Hi,
I am running the DEXSeq (v. 1.12.1) with two different modi, one with the strand information and one without it. I just wanted to see the differences.
the run with strand information works fine, but the one without gives me the above error message.
I first ran the dexseq_prepare_annotation.py script, but modified it:
exons = HTSeq.GenomicArrayOfSets( "auto", stranded=False )
this gives me a gff file with no strand information, where the 7th column of the file is overall '.'
I than run the dexseq_count.py script with the gff file.
python dexseq_count.py -s no -f bam cDmel_NoStrandInfo_DEXSeq.gff $file
I now get the error message with the genes which are being aggreagated, due to the fact the the strand information is missing. I know I can use the -r no option, but I would like to count also these genes.
the first gene name I can't find is XLOC_000002 (these are cufflinks IDs). It is aggregated together with XLOC_001386.

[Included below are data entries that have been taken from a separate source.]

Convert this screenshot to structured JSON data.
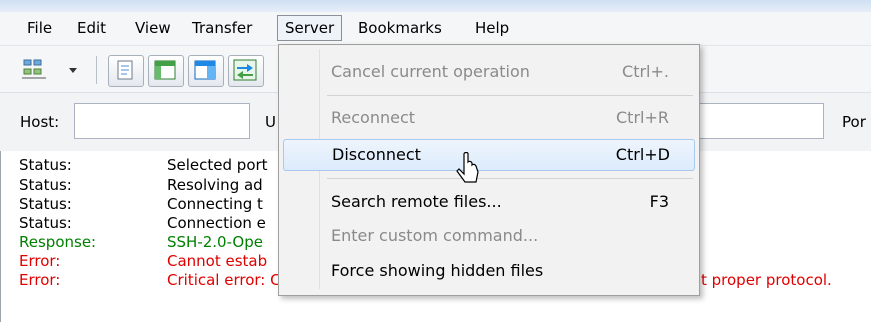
{
  "menubar": {
    "items": [
      "File",
      "Edit",
      "View",
      "Transfer",
      "Server",
      "Bookmarks",
      "Help"
    ],
    "open_item": "Server"
  },
  "quickconnect": {
    "host_label": "Host:",
    "user_label_partial": "U",
    "port_label_partial": "Por",
    "host_value": ""
  },
  "log": {
    "rows": [
      {
        "type": "Status:",
        "message": "Selected port",
        "color": "#000000"
      },
      {
        "type": "Status:",
        "message": "Resolving ad",
        "color": "#000000"
      },
      {
        "type": "Status:",
        "message": "Connecting t",
        "color": "#000000"
      },
      {
        "type": "Status:",
        "message": "Connection e",
        "color": "#000000"
      },
      {
        "type": "Response:",
        "message": "SSH-2.0-Ope",
        "color": "#008000"
      },
      {
        "type": "Error:",
        "message": "Cannot estab",
        "color": "#e00000"
      },
      {
        "type": "Error:",
        "message": "Critical error: Could not connect to server",
        "color": "#e00000"
      }
    ],
    "overflow_text": "t proper protocol."
  },
  "server_menu": {
    "items": [
      {
        "label": "Cancel current operation",
        "shortcut": "Ctrl+.",
        "enabled": false
      },
      {
        "label": "Reconnect",
        "shortcut": "Ctrl+R",
        "enabled": false
      },
      {
        "label": "Disconnect",
        "shortcut": "Ctrl+D",
        "enabled": true,
        "hovered": true
      },
      {
        "label": "Search remote files...",
        "shortcut": "F3",
        "enabled": true
      },
      {
        "label": "Enter custom command...",
        "shortcut": "",
        "enabled": false
      },
      {
        "label": "Force showing hidden files",
        "shortcut": "",
        "enabled": true
      }
    ]
  },
  "icons": [
    "site-manager-icon",
    "dropdown-arrow-icon",
    "message-log-icon",
    "local-tree-icon",
    "remote-tree-icon",
    "transfer-queue-icon",
    "mouse-pointer-icon"
  ]
}
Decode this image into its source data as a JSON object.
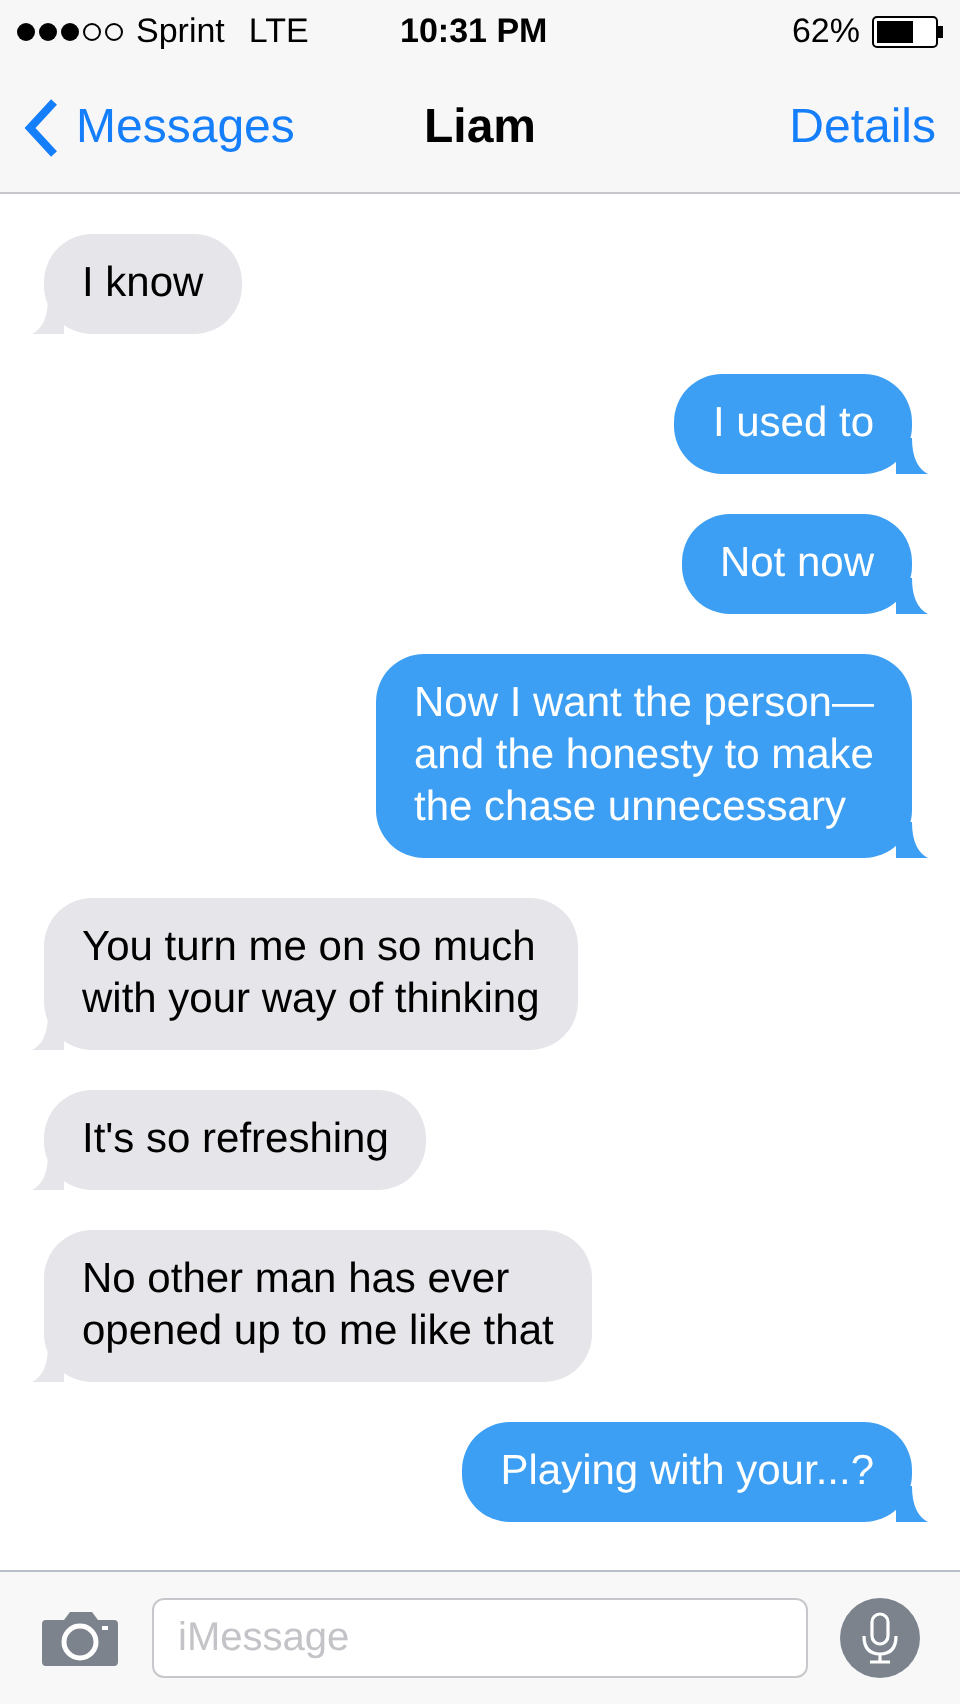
{
  "status_bar": {
    "carrier": "Sprint",
    "network": "LTE",
    "time": "10:31 PM",
    "battery": "62%"
  },
  "nav": {
    "back": "Messages",
    "title": "Liam",
    "action": "Details"
  },
  "messages": [
    {
      "kind": "incoming",
      "text": "I know"
    },
    {
      "kind": "outgoing",
      "text": "I used to"
    },
    {
      "kind": "outgoing",
      "text": "Not now"
    },
    {
      "kind": "outgoing",
      "text": "Now I want the person—\nand the honesty to make\nthe chase unnecessary"
    },
    {
      "kind": "incoming",
      "text": "You turn me on so much\nwith your way of thinking"
    },
    {
      "kind": "incoming",
      "text": "It's so refreshing"
    },
    {
      "kind": "incoming",
      "text": "No other man has ever\nopened up to me like that"
    },
    {
      "kind": "outgoing",
      "text": "Playing with your...?"
    }
  ],
  "composer": {
    "placeholder": "iMessage"
  }
}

The problem I have is that these genes are aggregated both in my newly created gff file
grep -Hrn "XLOC_000002" NoStrandInfo_DEXSeq.gff NoStrandInfo_DEXSeq.gff:27:2L dexseq_prepare_annotation_modified.py aggregate_gene 21842 25151 . . . gene_id "XLOC_001386+XLOC_000002" NoStrandInfo_DEXSeq.gff:28:2L dexseq_prepare_annotation_modified.py exonic_part 21842 21918 . . . transcripts "TCONS_00000004"; exonic_part_number "001"; gene_id "XLOC_001386+XLOC_000002" NoStrandInfo_DEXSeq.gff:29:2L dexseq_prepare_annotation_modified.py exonic_part 21919 22687 . . . transcripts "TCONS_00000004+TCONS_00003381"; exonic_part_number "002"; gene_id "XLOC_001386+XLOC_00000 " NoStrandInfo_DEXSeq.gff:30:2L dexseq_prepare_annotation_modified.py exonic_part 22688 22709 . . . transcripts "TCONS_00000004"; exonic_part_number "003"; gene_id "XLOC_001386+XLOC_000002" NoStrandInfo_DEXSeq.gff:31:2L dexseq_prepare_annotation_modified.py exonic_part 22743 22768 . . . transcripts "TCONS_00003381"; exonic_part_number "004"; gene_id "XLOC_001386+XLOC_000002" NoStrandInfo_DEXSeq.gff:32:2L dexseq_prepare_annotation_modified.py exonic_part 22769 22935 . . . transcripts "TCONS_00000004+TCONS_00003381"; exonic_part_number "005"; gene_id "XLOC_001386+XLOC_00000 " ...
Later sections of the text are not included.